Der Sudanarchäologe WOLFRAM GRAJETZKI (London) behandelte den Untergang der nur aufgrund archäologischer Quellen nachweisbaren, blühenden christlichen Reiche des nördlichen Sudan zwischen 650 und 1450. Gegen eine Sichtweise, die diesen Untergang mit den in arabischen Quellen überlieferten militärischen Aktionen verknüpft, suchte er den archäologischen Befund im überregionalen Kontext in Analogie zu Ereignissen derselben Epoche zu interpretieren und führte den Untergang des christlichen Sudan ursächlich auf die Ausbreitung der Pest zurück.

In einem kulturwissenschaftlichen Intermezzo beschäftigte sich daraufhin CHRISTIAN KASSUNG (Berlin) anhand von Beispielen aus der Wissenschaftsgeschichte der Physik mit dem Ereignis zwischen Zeit und Struktur. Sei das Ereignis zum einen singulärer, irreversibler Vorgang, so müsse es, um kommunizierbar und auch wissenschaftlich erfassbar zu sein, dennoch wiederholbar sein oder in unterschiedlichen Strukturen und damit unterschiedlichen Bedeutungszusammenhängen stattfinden. Ereignisse sind demnach beobachterabhängig und nur innerhalb bestimmter Wissenssysteme, nur in Dokumenten oder Spuren repräsentiert. Sie funktionieren in bestimmten Diskursen, dies auch je besser, je weiter und komplexer konkrete Vorgänge kontextualisiert werden.

Der Historiker DIETER METZLER (Münster) plädierte dafür, das von Karl Jaspers als Achsenzeit bezeichnete Phänomen der epochalen Gleichzeitigkeit philosophisch-religiöser Stiftungen zwischen China und Griechenland als historisches Ereignis zu analysieren. Das Ereignis Achsenzeit, verstanden als Reaktionen auf Krisen langfristig stabiler Systeme, böte die Möglichkeit, die in antiken Quellen und auch in der neuzeitlichen Forschungspolitik vorherrschende, auf autochthone, nationale Entwicklungen zielende Abschottung aufzubrechen. Auf der Basis der Untersuchung literarisch und auch archäologisch nachweisbarer Fernkontakte sei Achsenzeit nicht nur als ein Phänomen des intellektuellen Überbaus zu betrachten.

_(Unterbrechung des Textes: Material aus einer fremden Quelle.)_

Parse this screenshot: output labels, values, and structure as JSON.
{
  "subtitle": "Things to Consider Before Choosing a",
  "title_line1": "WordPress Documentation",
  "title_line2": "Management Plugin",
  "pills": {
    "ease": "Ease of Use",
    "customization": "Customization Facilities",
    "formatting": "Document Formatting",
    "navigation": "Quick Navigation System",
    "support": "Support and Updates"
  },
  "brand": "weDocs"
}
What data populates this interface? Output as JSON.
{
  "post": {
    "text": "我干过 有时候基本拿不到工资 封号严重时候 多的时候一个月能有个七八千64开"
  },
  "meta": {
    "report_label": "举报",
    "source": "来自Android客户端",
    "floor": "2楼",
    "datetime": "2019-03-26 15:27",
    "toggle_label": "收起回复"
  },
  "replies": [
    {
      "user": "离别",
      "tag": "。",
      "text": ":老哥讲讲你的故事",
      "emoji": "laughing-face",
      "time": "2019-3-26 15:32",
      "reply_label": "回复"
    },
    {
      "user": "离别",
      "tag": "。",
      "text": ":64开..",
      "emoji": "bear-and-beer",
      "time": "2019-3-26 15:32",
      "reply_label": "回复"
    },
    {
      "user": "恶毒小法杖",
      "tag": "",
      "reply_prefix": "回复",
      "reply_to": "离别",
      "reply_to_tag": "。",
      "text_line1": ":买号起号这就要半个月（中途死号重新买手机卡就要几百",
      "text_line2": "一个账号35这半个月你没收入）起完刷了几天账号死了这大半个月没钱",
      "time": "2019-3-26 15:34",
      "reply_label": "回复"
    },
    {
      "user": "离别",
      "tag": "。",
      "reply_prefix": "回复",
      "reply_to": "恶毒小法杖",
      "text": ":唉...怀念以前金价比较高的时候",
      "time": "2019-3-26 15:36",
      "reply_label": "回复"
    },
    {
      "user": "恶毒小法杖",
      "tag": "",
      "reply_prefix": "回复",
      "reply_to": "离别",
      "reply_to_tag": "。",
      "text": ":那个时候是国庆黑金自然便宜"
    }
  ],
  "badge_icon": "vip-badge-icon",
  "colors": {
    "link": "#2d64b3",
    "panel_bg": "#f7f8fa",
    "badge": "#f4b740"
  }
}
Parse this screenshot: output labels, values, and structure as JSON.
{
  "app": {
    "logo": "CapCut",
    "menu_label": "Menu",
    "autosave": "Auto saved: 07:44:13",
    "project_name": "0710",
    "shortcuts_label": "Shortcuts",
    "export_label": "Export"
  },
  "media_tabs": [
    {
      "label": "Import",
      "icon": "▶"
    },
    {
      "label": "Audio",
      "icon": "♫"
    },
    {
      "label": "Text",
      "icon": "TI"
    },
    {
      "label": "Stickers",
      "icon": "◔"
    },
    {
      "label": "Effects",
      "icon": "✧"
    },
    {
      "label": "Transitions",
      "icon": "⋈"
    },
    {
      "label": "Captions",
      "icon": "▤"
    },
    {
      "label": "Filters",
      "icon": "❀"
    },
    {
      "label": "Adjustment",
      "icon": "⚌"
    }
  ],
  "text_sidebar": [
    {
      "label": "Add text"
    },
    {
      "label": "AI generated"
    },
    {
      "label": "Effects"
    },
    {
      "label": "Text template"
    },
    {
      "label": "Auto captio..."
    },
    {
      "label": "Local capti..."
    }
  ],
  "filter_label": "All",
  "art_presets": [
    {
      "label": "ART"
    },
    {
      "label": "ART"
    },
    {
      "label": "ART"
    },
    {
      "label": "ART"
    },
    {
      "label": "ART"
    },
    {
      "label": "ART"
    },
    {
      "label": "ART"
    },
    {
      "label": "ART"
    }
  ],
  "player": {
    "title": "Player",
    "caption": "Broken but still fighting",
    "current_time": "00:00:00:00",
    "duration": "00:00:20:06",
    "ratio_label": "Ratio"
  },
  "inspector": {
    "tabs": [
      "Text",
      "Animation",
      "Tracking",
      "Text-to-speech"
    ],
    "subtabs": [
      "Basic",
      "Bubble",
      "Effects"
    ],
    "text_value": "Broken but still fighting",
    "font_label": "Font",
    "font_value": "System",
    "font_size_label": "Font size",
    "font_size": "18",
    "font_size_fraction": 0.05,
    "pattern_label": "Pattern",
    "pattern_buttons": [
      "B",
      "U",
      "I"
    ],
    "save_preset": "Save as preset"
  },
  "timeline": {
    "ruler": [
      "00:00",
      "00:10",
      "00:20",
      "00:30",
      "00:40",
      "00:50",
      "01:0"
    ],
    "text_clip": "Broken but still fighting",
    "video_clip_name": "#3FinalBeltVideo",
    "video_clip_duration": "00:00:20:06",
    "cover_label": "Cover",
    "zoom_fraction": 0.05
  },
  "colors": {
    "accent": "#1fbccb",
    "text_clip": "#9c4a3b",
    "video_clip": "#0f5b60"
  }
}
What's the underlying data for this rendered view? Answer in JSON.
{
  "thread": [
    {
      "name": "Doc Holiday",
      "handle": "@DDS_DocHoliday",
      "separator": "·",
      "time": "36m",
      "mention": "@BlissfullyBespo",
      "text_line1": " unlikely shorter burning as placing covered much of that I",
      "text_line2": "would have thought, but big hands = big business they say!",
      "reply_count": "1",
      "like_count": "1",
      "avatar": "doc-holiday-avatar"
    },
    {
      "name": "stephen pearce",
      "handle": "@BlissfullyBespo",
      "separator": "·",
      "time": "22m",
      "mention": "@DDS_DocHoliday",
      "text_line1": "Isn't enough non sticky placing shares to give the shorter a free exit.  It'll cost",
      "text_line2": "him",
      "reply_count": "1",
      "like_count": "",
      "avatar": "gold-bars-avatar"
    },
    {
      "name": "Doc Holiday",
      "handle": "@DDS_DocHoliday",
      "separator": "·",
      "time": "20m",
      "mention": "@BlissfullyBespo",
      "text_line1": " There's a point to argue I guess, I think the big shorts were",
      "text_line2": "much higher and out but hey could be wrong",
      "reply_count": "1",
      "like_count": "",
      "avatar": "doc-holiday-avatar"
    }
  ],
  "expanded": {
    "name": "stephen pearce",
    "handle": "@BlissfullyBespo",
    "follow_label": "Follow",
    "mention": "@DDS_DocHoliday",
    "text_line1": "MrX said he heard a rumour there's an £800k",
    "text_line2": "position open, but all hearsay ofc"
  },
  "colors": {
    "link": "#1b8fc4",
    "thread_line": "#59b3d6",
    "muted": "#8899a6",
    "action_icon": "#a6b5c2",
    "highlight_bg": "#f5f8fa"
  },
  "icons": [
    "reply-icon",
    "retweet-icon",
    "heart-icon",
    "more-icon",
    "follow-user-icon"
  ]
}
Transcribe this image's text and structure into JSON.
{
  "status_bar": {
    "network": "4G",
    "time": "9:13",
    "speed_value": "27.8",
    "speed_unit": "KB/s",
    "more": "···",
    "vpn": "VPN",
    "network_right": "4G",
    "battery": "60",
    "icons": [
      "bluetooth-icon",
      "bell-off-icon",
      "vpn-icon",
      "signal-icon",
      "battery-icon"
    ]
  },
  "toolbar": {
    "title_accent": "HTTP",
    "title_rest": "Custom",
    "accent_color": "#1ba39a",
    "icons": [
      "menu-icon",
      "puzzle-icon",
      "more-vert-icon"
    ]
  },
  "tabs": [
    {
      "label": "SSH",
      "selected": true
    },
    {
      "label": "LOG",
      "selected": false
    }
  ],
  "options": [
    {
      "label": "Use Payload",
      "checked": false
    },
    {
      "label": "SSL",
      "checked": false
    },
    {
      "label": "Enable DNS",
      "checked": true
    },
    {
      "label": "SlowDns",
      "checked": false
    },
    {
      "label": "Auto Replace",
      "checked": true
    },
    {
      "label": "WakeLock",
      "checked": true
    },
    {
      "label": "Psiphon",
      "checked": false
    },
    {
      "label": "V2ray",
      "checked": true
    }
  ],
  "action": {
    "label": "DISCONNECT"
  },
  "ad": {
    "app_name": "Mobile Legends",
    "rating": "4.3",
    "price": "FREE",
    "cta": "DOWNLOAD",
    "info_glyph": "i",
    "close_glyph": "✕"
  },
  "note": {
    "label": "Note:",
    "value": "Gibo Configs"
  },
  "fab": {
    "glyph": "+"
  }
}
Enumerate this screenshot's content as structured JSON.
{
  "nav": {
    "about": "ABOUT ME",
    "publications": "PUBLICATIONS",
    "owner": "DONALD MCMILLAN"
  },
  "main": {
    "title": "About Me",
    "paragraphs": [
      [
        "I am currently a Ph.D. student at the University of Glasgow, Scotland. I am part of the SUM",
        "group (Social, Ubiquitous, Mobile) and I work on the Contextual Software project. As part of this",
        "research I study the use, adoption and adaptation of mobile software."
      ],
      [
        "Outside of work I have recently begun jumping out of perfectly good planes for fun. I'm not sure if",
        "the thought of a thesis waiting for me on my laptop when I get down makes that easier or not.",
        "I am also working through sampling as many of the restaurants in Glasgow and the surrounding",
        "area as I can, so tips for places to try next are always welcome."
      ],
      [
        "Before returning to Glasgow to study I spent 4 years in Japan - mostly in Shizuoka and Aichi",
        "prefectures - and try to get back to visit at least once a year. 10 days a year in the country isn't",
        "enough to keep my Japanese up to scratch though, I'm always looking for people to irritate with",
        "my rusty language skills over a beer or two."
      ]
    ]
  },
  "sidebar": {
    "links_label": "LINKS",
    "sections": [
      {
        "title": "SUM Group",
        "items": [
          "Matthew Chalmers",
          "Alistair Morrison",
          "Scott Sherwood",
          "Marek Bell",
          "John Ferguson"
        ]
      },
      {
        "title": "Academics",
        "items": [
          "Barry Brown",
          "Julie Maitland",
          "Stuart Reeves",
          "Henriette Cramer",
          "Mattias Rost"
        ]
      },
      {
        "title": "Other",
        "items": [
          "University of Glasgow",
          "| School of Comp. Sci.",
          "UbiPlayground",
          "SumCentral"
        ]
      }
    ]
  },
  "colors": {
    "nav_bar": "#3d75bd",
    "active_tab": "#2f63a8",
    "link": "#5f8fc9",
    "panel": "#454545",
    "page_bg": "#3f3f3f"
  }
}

Die fünfte Sektion zielte auf „Grenzen und Möglichkeiten“ der Rekonstruktion von Ereignissen, wobei jedoch eher die Grenzen im Fokus standen. Der Ägyptologe KARL JANSEN-WINKELN (Berlin) analysierte ‚die Rolle des Unbekannten’ in Geschichtsdarstellungen ägyptologischer Standardwerke, also die Frage, wie in diesen mit dem Problem fehlender Fakteninformationen umgegangen wird. Dieses Defizit resultiert ja nicht nur aus dem spezifischen Charakter der ägyptologischen Quellen, sondern auch aus dem Zufall der Erhaltung der Überreste. Kritisiert wurde vor allem, dass in narrativen Geschichtsdarstellungen versucht würde, die Lücken zu kaschieren, anstatt das Ausmaß des Unbekannten offen zu legen.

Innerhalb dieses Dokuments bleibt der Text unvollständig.